Production environment

1dags:
2 gitSync:
3 enabled: true
4 emptyDirConfig:
5 sizeLimit: 5Gi
6 medium: "" # Use disk storage for durability
7
8logs:
9 persistence:
10 enabled: true # Use persistent storage in production
11 size: 100Gi
12
13redis:
14 persistence:
15 enabled: true # Use persistent storage in production
16 size: 8Gi

High-performance configuration

For latency-sensitive workloads:

1dags:
2 gitSync:
3 enabled: true
4 emptyDirConfig:
5 sizeLimit: 2Gi
6 medium: Memory # Faster Dag parsing
7
8redis:
9 emptyDirConfig:
10 sizeLimit: 2Gi
11 medium: Memory # Faster task queue operations

Storage medium comparison

MediumSpeedPersistenceMemory ImpactUse Case
"" (disk)ModeratePod lifetimeNoneLogs, large Dags
"Memory"FastPod lifetimeConsumes RAMRedis, small Dags

Memory-backed volumes (medium: Memory) count against container memory limits. If the volume grows too large, pods may be OOMKilled. Size memory limits accordingly or use disk-backed storage.

Sizing guidelines

Dags volume

Dag countRecommended size
< 501Gi
50-2002Gi
200-5005Gi
500+10Gi

Logs volume

Task VolumeRecommended Size
< 100 tasks/day5Gi
100-1000 tasks/day10Gi
1000-10000 tasks/day50Gi
10000+ tasks/dayUse persistent storage

Redis volume

Worker CountRecommended Size
1-5 workers512Mi
5-20 workers1Gi
20-50 workers2Gi
50+ workers4Gi

Monitoring storage usage

Check volume usage

$kubectl exec -n <namespace> <pod-name> -- df -h

Check memory-backed volume

$kubectl exec -n <namespace> <pod-name> -- mount | grep tmpfs

Troubleshooting

Pod eviction due to storage

Symptom: Pods evicted with DiskPressure or ephemeral storage exceeded.

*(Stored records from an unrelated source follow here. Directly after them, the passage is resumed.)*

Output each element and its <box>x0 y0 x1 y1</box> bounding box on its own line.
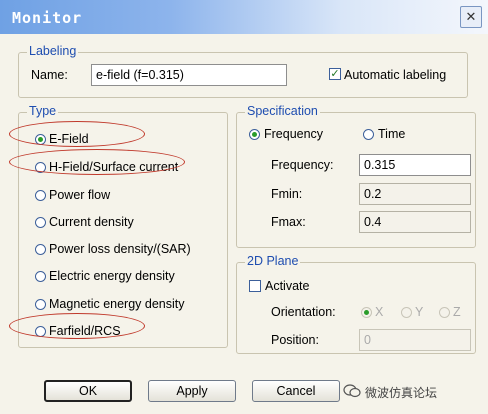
fmax-label: Fmax: <box>271 215 306 229</box>
mode-radio-frequency[interactable] <box>249 129 260 140</box>
type-radio-power-flow[interactable] <box>35 190 46 201</box>
type-radio-current-density[interactable] <box>35 217 46 228</box>
automatic-labeling-checkbox[interactable]: ✓ <box>329 68 341 80</box>
type-label-power-flow: Power flow <box>49 188 111 202</box>
type-radio-magnetic-energy[interactable] <box>35 299 46 310</box>
type-label-magnetic-energy: Magnetic energy density <box>49 297 185 311</box>
watermark-text: 微波仿真论坛 <box>365 386 438 400</box>
position-input[interactable]: 0 <box>359 329 471 351</box>
type-group: Type E-Field H-Field/Surface current Pow… <box>18 104 228 348</box>
orientation-label-x: X <box>375 305 384 319</box>
type-radio-electric-energy[interactable] <box>35 271 46 282</box>
mode-label-time: Time <box>378 127 406 141</box>
mode-label-frequency: Frequency <box>264 127 324 141</box>
annotation-ellipse-h-field <box>9 149 185 175</box>
apply-button[interactable]: Apply <box>148 380 236 402</box>
fmin-label: Fmin: <box>271 187 303 201</box>
window-title: Monitor <box>12 9 83 27</box>
orientation-label-y: Y <box>415 305 424 319</box>
labeling-group-title: Labeling <box>27 44 79 58</box>
mode-radio-time[interactable] <box>363 129 374 140</box>
specification-group: Specification Frequency Time Frequency: … <box>236 104 476 248</box>
plane-2d-group: 2D Plane Activate Orientation: X Y Z Pos… <box>236 254 476 354</box>
type-group-title: Type <box>27 104 59 118</box>
activate-checkbox[interactable] <box>249 280 261 292</box>
type-radio-power-loss[interactable] <box>35 244 46 255</box>
title-bar: Monitor ✕ <box>0 0 488 34</box>
name-field[interactable]: e-field (f=0.315) <box>91 64 287 86</box>
wechat-icon <box>343 384 361 398</box>
orientation-radio-z[interactable] <box>439 307 450 318</box>
automatic-labeling-label: Automatic labeling <box>344 68 447 82</box>
annotation-ellipse-e-field <box>9 121 145 147</box>
orientation-label-z: Z <box>453 305 461 319</box>
check-mark-icon: ✓ <box>330 68 340 80</box>
frequency-label: Frequency: <box>271 158 334 172</box>
plane-2d-group-title: 2D Plane <box>245 254 301 268</box>
monitor-dialog: Labeling Name: e-field (f=0.315) ✓ Autom… <box>0 34 488 414</box>
orientation-radio-x[interactable] <box>361 307 372 318</box>
close-icon[interactable]: ✕ <box>460 6 482 28</box>
labeling-group: Labeling Name: e-field (f=0.315) ✓ Autom… <box>18 44 468 98</box>
position-label: Position: <box>271 333 319 347</box>
ok-button[interactable]: OK <box>44 380 132 402</box>
type-label-current-density: Current density <box>49 215 134 229</box>
orientation-label: Orientation: <box>271 305 336 319</box>
cancel-button[interactable]: Cancel <box>252 380 340 402</box>
frequency-input[interactable]: 0.315 <box>359 154 471 176</box>
orientation-radio-y[interactable] <box>401 307 412 318</box>
activate-label: Activate <box>265 279 310 293</box>
fmax-input[interactable]: 0.4 <box>359 211 471 233</box>
fmin-input[interactable]: 0.2 <box>359 183 471 205</box>
annotation-ellipse-farfield <box>9 313 145 339</box>
specification-group-title: Specification <box>245 104 320 118</box>
type-label-electric-energy: Electric energy density <box>49 269 175 283</box>
name-label: Name: <box>31 68 68 82</box>
type-label-power-loss: Power loss density/(SAR) <box>49 242 191 256</box>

Cause: EmptyDir volume exceeded node’s ephemeral storage limits.

Solution:

  1. Increase sizeLimit in emptyDirConfig.
  2. Enable log groomer with shorter retention.
  3. Switch to persistent storage.

Out of memory with memory-backed volumes

Symptom: Pods OOMKilled when using medium: Memory.

Cause: Memory-backed emptyDir counts against container memory limits.

Solution:

  1. Increase container memory limits.
  2. Reduce sizeLimit on memory-backed volumes.
  3. Switch to disk-backed storage.

Slow Dag parsing

Symptom: Dag processing takes too long.

Cause: Disk I/O latency on Dag volume.

Solution:

  1. Use medium: Memory for Dag volume.
  2. Ensure sufficient sizeLimit.
  3. Consider SSD-backed nodes.

Best practices

  • Set explicit sizeLimit to prevent unbounded storage growth.
  • Use memory sparingly for performance-critical, small volumes only.
  • Monitor usage and set alerts for storage utilization.
  • Use persistent storage for production logs since ephemeral storage loses logs on restart.
  • Size for peak usage to account for burst workloads.
  • Enable log groomer to prevent log accumulation.